Monday, July 6, 2009

World War 2 and Japanese Occupation

World War II and Japanese occupation

As many as 10,000 people died in the Bataan Death March.

Japan launched a surprise attack on the Clark Air Base in Pampanga, Philippines on December 8, 1941, just ten hours after the attack on Pearl Harbor. Aerial bombardment was followed by landings of ground troops on Luzon. The defending Philippine and United States troops were under the command of General Douglas MacArthur. Under the pressure of superior numbers, the defending forces withdrew to the Bataan Peninsula and to the island of Corregidor at the entrance to Manila Bay.

On January 2, 1942, General MacArthur declared the capital city, Manila, an open city to prevent its destruction,[58] The Philippine defense continued until the final surrender of United States-Philippine forces on the Bataan Peninsula in April 1942 and on Corregidor in May of the same year. Most of the 80,000 prisoners of war captured by the Japanese at Bataan were forced to undertake the infamous Bataan Death March to a prison camp 105 kilometers to the north.
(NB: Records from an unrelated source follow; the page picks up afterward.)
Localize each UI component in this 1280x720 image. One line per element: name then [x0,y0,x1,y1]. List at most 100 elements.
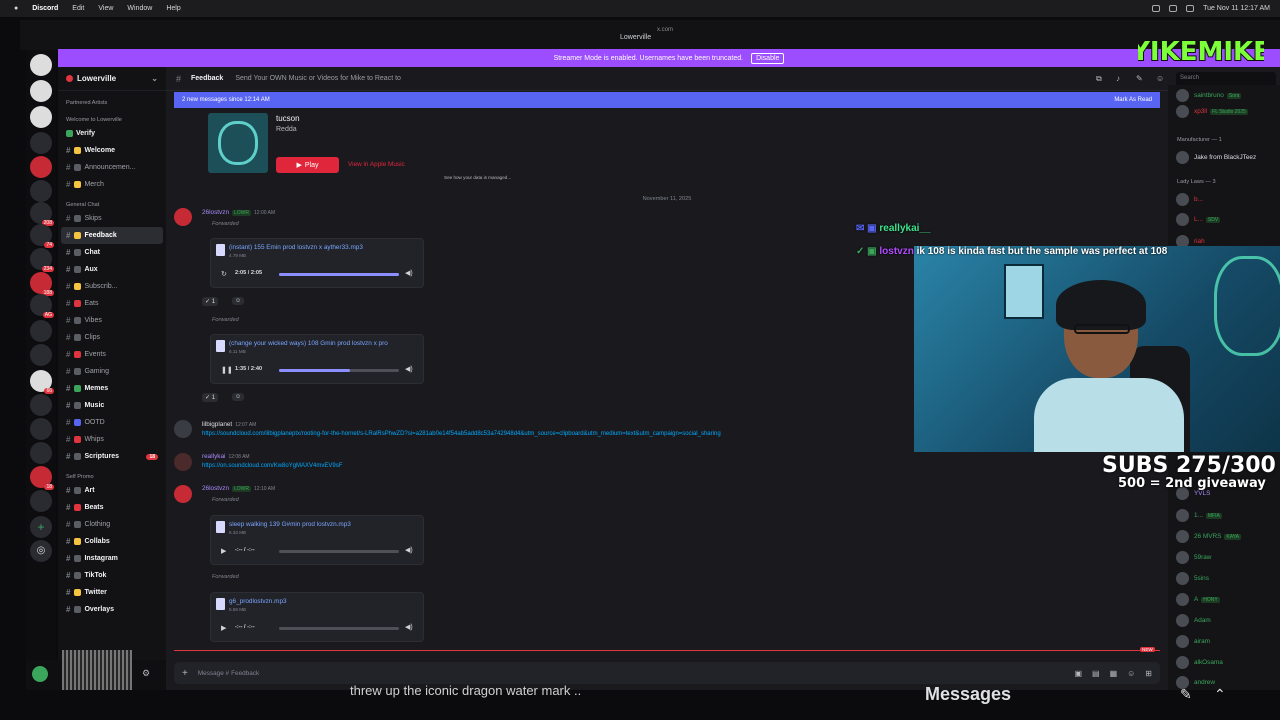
members-icon[interactable]: ☺ [1156,74,1164,83]
channel-clothing[interactable]: # Clothing [58,516,166,533]
threads-icon[interactable]: ⧉ [1096,74,1102,84]
pin-icon[interactable]: ✎ [1136,74,1143,83]
category-welcome[interactable]: Welcome to Lowerville [58,115,166,125]
member-item[interactable]: 5sins [1176,572,1209,585]
username[interactable]: 26lostvzn [202,485,229,492]
avatar[interactable] [174,420,192,438]
volume-icon[interactable]: ◀) [405,546,413,554]
menu-help[interactable]: Help [166,5,180,12]
server-icon[interactable] [30,394,52,416]
file-name[interactable]: (instant) 155 Emin prod lostvzn x ayther… [229,244,363,251]
member-item[interactable]: A HONY [1176,593,1220,606]
audio-progress[interactable] [279,273,399,276]
member-item[interactable]: Adam [1176,614,1211,627]
member-item[interactable]: xp3ll FL Studio 2025 [1176,105,1248,118]
channel-welcome[interactable]: # Welcome [58,142,166,159]
username[interactable]: lilbigplanet [202,421,232,428]
server-icon[interactable]: 208 [30,202,54,226]
channel-vibes[interactable]: # Vibes [58,312,166,329]
member-item[interactable]: b... [1176,193,1203,206]
channel-beats[interactable]: # Beats [58,499,166,516]
server-icon[interactable]: 188 [30,272,54,296]
server-icon[interactable] [30,344,52,366]
avatar[interactable] [174,208,192,226]
gift-icon[interactable]: ▣ [1074,669,1082,678]
server-icon[interactable] [30,80,52,102]
member-item[interactable]: Jake from BlackJTeez [1176,151,1256,164]
new-messages-bar[interactable]: 2 new messages since 12:14 AM Mark As Re… [174,92,1160,108]
server-icon[interactable] [30,132,52,154]
member-item[interactable]: 59raw [1176,551,1211,564]
category-selfpromo[interactable]: Self Promo [58,472,166,482]
channel-subscribe[interactable]: # Subscrib... [58,278,166,295]
wifi-icon[interactable] [1169,5,1178,12]
apps-icon[interactable]: ⊞ [1145,669,1152,678]
file-name[interactable]: sleep walking 139 G#min prod lostvzn.mp3 [229,521,351,528]
album-art[interactable] [208,113,268,173]
member-item[interactable]: 1... MFIA [1176,509,1222,522]
category-general[interactable]: General Chat [58,200,166,210]
play-button[interactable]: ▶ Play [276,157,339,173]
channel-feedback[interactable]: # Feedback [61,227,163,244]
channel-twitter[interactable]: # Twitter [58,584,166,601]
discord-home-icon[interactable] [30,54,52,76]
channel-clips[interactable]: # Clips [58,329,166,346]
member-item[interactable]: alkOsama [1176,656,1223,669]
bell-icon[interactable]: ♪ [1116,74,1120,83]
server-icon[interactable]: 18 [30,466,54,490]
server-icon[interactable] [30,320,52,342]
member-item[interactable]: saintbruno Sora [1176,89,1242,102]
sticker-icon[interactable]: ▦ [1110,669,1118,678]
play-icon[interactable]: ▶ [221,547,226,555]
channel-memes[interactable]: # Memes [58,380,166,397]
server-icon[interactable] [30,490,52,512]
avatar[interactable] [174,453,192,471]
play-icon[interactable]: ▶ [221,624,226,632]
channel-eats[interactable]: # Eats [58,295,166,312]
server-icon[interactable]: 234 [30,248,54,272]
server-icon[interactable]: 66 [30,370,54,394]
chevron-down-icon[interactable]: ⌄ [151,74,158,83]
channel-collabs[interactable]: # Collabs [58,533,166,550]
apple-icon[interactable]: ● [14,5,18,12]
embed-title[interactable]: tucson [276,114,300,123]
soundcloud-link[interactable]: https://soundcloud.com/lilbigplaneptx/ro… [202,431,721,437]
channel-overlays[interactable]: # Overlays [58,601,166,618]
server-icon[interactable] [30,106,52,128]
file-name[interactable]: g6_prodlostvzn.mp3 [229,598,287,605]
channel-events[interactable]: # Events [58,346,166,363]
gear-icon[interactable]: ⚙ [142,668,150,679]
add-reaction-icon[interactable]: ☺ [232,393,245,401]
channel-ootd[interactable]: # OOTD [58,414,166,431]
volume-icon[interactable]: ◀) [405,623,413,631]
expand-icon[interactable]: ⌃ [1214,686,1226,703]
message-input[interactable]: + Message # Feedback ▣ ▤ ▦ ☺ ⊞ [174,662,1160,684]
server-icon[interactable] [30,442,52,464]
server-icon[interactable] [30,418,52,440]
control-center-icon[interactable] [1186,5,1195,12]
avatar[interactable] [32,666,48,682]
pause-icon[interactable]: ❚❚ [221,366,233,374]
audio-progress[interactable] [279,369,399,372]
reaction[interactable]: ✓ 1 [202,393,219,402]
file-name[interactable]: (change your wicked ways) 108 Gmin prod … [229,340,388,347]
discover-icon[interactable]: ◎ [30,540,52,562]
new-message-icon[interactable]: ✎ [1180,686,1192,703]
channel-chat[interactable]: # Chat [58,244,166,261]
channel-instagram[interactable]: # Instagram [58,550,166,567]
search-input[interactable]: Search [1176,71,1276,86]
server-header[interactable]: Lowerville ⌄ [58,67,166,91]
audio-progress[interactable] [279,550,399,553]
add-reaction-icon[interactable]: ☺ [232,297,245,305]
channel-tiktok[interactable]: # TikTok [58,567,166,584]
add-server-icon[interactable]: + [30,516,52,538]
category-partnered[interactable]: Partnered Artists [58,98,166,108]
privacy-note[interactable]: See how your data is managed... [444,175,511,180]
server-icon[interactable]: AG [30,294,54,318]
emoji-icon[interactable]: ☺ [1127,669,1135,678]
volume-icon[interactable]: ◀) [405,269,413,277]
reaction[interactable]: ✓ 1 [202,297,219,306]
avatar[interactable] [174,485,192,503]
battery-icon[interactable] [1152,5,1161,12]
gif-icon[interactable]: ▤ [1092,669,1100,678]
It is estimated that about 10,000 Filipinos and 1,200 Americans died before reaching their destination.[59]

President Quezon and Osmeña had accompanied the troops to Corregidor and later left for the United States, where they set up a government in exile.[60] MacArthur was ordered to Australia, where he started to plan for a return to the Philippines.
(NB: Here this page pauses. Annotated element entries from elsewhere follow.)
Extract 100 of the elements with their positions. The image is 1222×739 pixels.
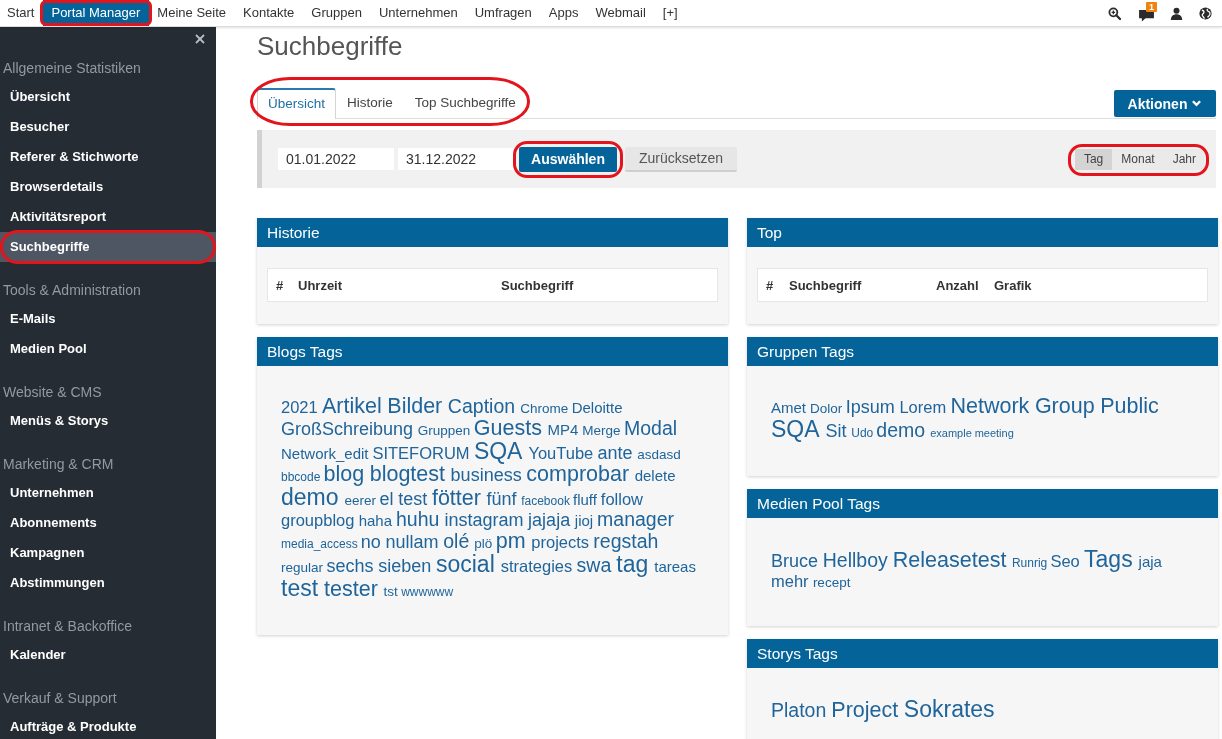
tag-link[interactable]: Sit	[825, 422, 847, 440]
tag-link[interactable]: Udo	[851, 427, 874, 439]
tag-link[interactable]: projects	[531, 534, 590, 551]
tag-link[interactable]: Guests	[473, 418, 542, 440]
tag-link[interactable]: social	[435, 553, 495, 576]
tag-link[interactable]: Seo	[1050, 553, 1080, 570]
tag-link[interactable]: Gruppen	[417, 424, 471, 438]
tag-link[interactable]: Deloitte	[571, 400, 623, 415]
tag-link[interactable]: regstah	[593, 532, 659, 552]
tag-link[interactable]: YouTube	[528, 445, 594, 462]
tag-link[interactable]: delete	[634, 468, 676, 483]
tag-link[interactable]: Public	[1100, 396, 1159, 418]
tag-link[interactable]: swa	[576, 556, 612, 576]
tag-link[interactable]: huhu	[395, 510, 440, 530]
tag-link[interactable]: facebook	[521, 495, 570, 507]
tag-link[interactable]: bbcode	[281, 471, 321, 483]
tag-link[interactable]: Runrig	[1011, 557, 1048, 569]
tag-link[interactable]: blog	[323, 464, 365, 486]
tag-link[interactable]: asdasd	[637, 448, 681, 462]
tag-link[interactable]: sechs	[326, 557, 374, 575]
tag-link[interactable]: regular	[281, 561, 324, 575]
nav-link[interactable]: Webmail	[586, 0, 655, 26]
tag-link[interactable]: Dolor	[809, 402, 843, 416]
search-icon[interactable]	[1108, 6, 1121, 20]
sidebar-item[interactable]: Kalender	[0, 640, 216, 670]
tag-link[interactable]: Merge	[582, 424, 621, 438]
nav-link[interactable]: Kontakte	[234, 0, 303, 26]
tag-link[interactable]: meeting	[974, 428, 1014, 439]
tag-link[interactable]: MP4	[547, 422, 579, 437]
tag-link[interactable]: Ipsum	[845, 398, 895, 416]
tag-link[interactable]: fünf	[486, 490, 517, 508]
tag-link[interactable]: test	[398, 490, 428, 508]
actions-button[interactable]: Aktionen	[1114, 90, 1216, 117]
tag-link[interactable]: GroßSchreibung	[281, 420, 414, 438]
user-icon[interactable]	[1170, 6, 1183, 20]
sidebar-item[interactable]: Abonnements	[0, 508, 216, 538]
tag-link[interactable]: media_access	[281, 538, 358, 550]
nav-link[interactable]: Umfragen	[466, 0, 541, 26]
tag-link[interactable]: fötter	[431, 488, 481, 510]
sidebar-item[interactable]: Unternehmen	[0, 478, 216, 508]
tab[interactable]: Historie	[336, 88, 404, 118]
tag-link[interactable]: recept	[812, 576, 851, 590]
nav-link[interactable]: [+]	[654, 0, 687, 26]
tag-link[interactable]: tester	[324, 579, 378, 601]
tag-link[interactable]: eerer	[344, 494, 377, 508]
period-toggle[interactable]: Jahr	[1163, 148, 1205, 170]
tag-link[interactable]: 2021	[281, 399, 318, 416]
tag-link[interactable]: Amet	[771, 400, 806, 415]
tag-link[interactable]: test	[281, 577, 319, 600]
tag-link[interactable]: jajaja	[528, 511, 571, 529]
nav-link[interactable]: Unternehmen	[370, 0, 467, 26]
tab[interactable]: Übersicht	[257, 88, 337, 119]
tag-link[interactable]: business	[450, 466, 522, 484]
tag-link[interactable]: sieben	[378, 557, 432, 575]
sidebar-item[interactable]: Übersicht	[0, 82, 216, 112]
sidebar-item[interactable]: Menüs & Storys	[0, 406, 216, 436]
date-field[interactable]: 01.01.2022	[278, 148, 394, 170]
tag-link[interactable]: nullam	[385, 533, 439, 551]
tag-link[interactable]: el	[379, 490, 394, 508]
tag-link[interactable]: comprobar	[526, 464, 630, 486]
sidebar-item[interactable]: Aufträge & Produkte	[0, 712, 216, 739]
tag-link[interactable]: blogtest	[369, 464, 446, 486]
tag-link[interactable]: Group	[1034, 396, 1095, 418]
sidebar-item[interactable]: Referer & Stichworte	[0, 142, 216, 172]
nav-link[interactable]: Gruppen	[302, 0, 371, 26]
tag-link[interactable]: tag	[616, 553, 649, 576]
tag-link[interactable]: haha	[358, 513, 393, 528]
tag-link[interactable]: demo	[281, 486, 339, 509]
tag-link[interactable]: instagram	[444, 511, 524, 529]
tag-link[interactable]: SITEFORUM	[372, 445, 470, 462]
tag-link[interactable]: ante	[597, 444, 633, 462]
tag-link[interactable]: Releasetest	[892, 550, 1007, 572]
tag-link[interactable]: Tags	[1084, 548, 1133, 571]
tag-link[interactable]: strategies	[500, 558, 573, 575]
tag-link[interactable]: jaja	[1138, 554, 1162, 569]
tag-link[interactable]: Network	[950, 396, 1030, 418]
tag-link[interactable]: Artikel	[322, 396, 382, 418]
tag-link[interactable]: olé	[443, 532, 470, 552]
tag-link[interactable]: Platon	[771, 701, 827, 721]
sidebar-item[interactable]: E-Mails	[0, 304, 216, 334]
close-icon[interactable]	[195, 34, 205, 44]
tag-link[interactable]: tst	[383, 585, 398, 599]
tag-link[interactable]: Modal	[624, 419, 678, 439]
tag-link[interactable]: manager	[597, 510, 674, 530]
sidebar-item[interactable]: Suchbegriffe	[0, 232, 216, 262]
tag-link[interactable]: SQA	[771, 418, 820, 441]
tag-link[interactable]: groupblog	[281, 512, 355, 529]
tag-link[interactable]: Caption	[447, 397, 516, 417]
tag-link[interactable]: Bruce	[771, 552, 819, 570]
tag-link[interactable]: Lorem	[899, 399, 947, 416]
tag-link[interactable]: wwwwww	[401, 586, 454, 598]
globe-icon[interactable]	[1199, 6, 1212, 20]
tag-link[interactable]: Chrome	[520, 402, 569, 416]
tag-link[interactable]: pm	[495, 531, 526, 553]
reset-button[interactable]: Zurücksetzen	[625, 146, 737, 172]
period-toggle[interactable]: Tag	[1074, 148, 1113, 170]
tag-link[interactable]: Sokrates	[903, 698, 995, 721]
select-button[interactable]: Auswählen	[519, 146, 617, 172]
tag-link[interactable]: tareas	[654, 559, 696, 574]
tag-link[interactable]: follow	[600, 491, 643, 508]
The Japanese military authorities immediately began organizing a new government structure in the Philippines and established the Philippine Executive Commission. They initially organized a Council of State, through which they directed civil affairs until October 1943, when they declared the Philippines an independent republic. The Japanese-sponsored republic headed by President José P. Laurel proved to be unpopular.[61]

Japanese occupation of the Philippines was opposed by large-scale underground and guerrilla activity. The Philippine Army continued to fight the Japanese in a guerrilla war and was considered an auxiliary unit of the United States Army. Their effectiveness was such that by the end of the war, Japan controlled only twelve of the forty-eight provinces.[61] The major element of resistance in the Central Luzon area was furnished by the Hukbalahap (Filipino: "Hukbong Bayan Laban sa mga Hapon") ("People's Army Against the Japanese"), which armed some 30,000 people and extended their control over much of Luzon.[61]

MacArthur's Sixth United States Army landed on Leyte on October 20, 1944. Landings in other parts of the country followed, and the Allies with the Philippine Commonwealth troops pushed toward Manila. Fighting continued until Japan's formal surrender on September 2, 1945. The Philippines suffered great loss of life and tremendous physical destruction by the time the war was over. An estimated 1 million Filipinos had been killed, a large proportion during the final months of the war, and Manila was extensively damaged.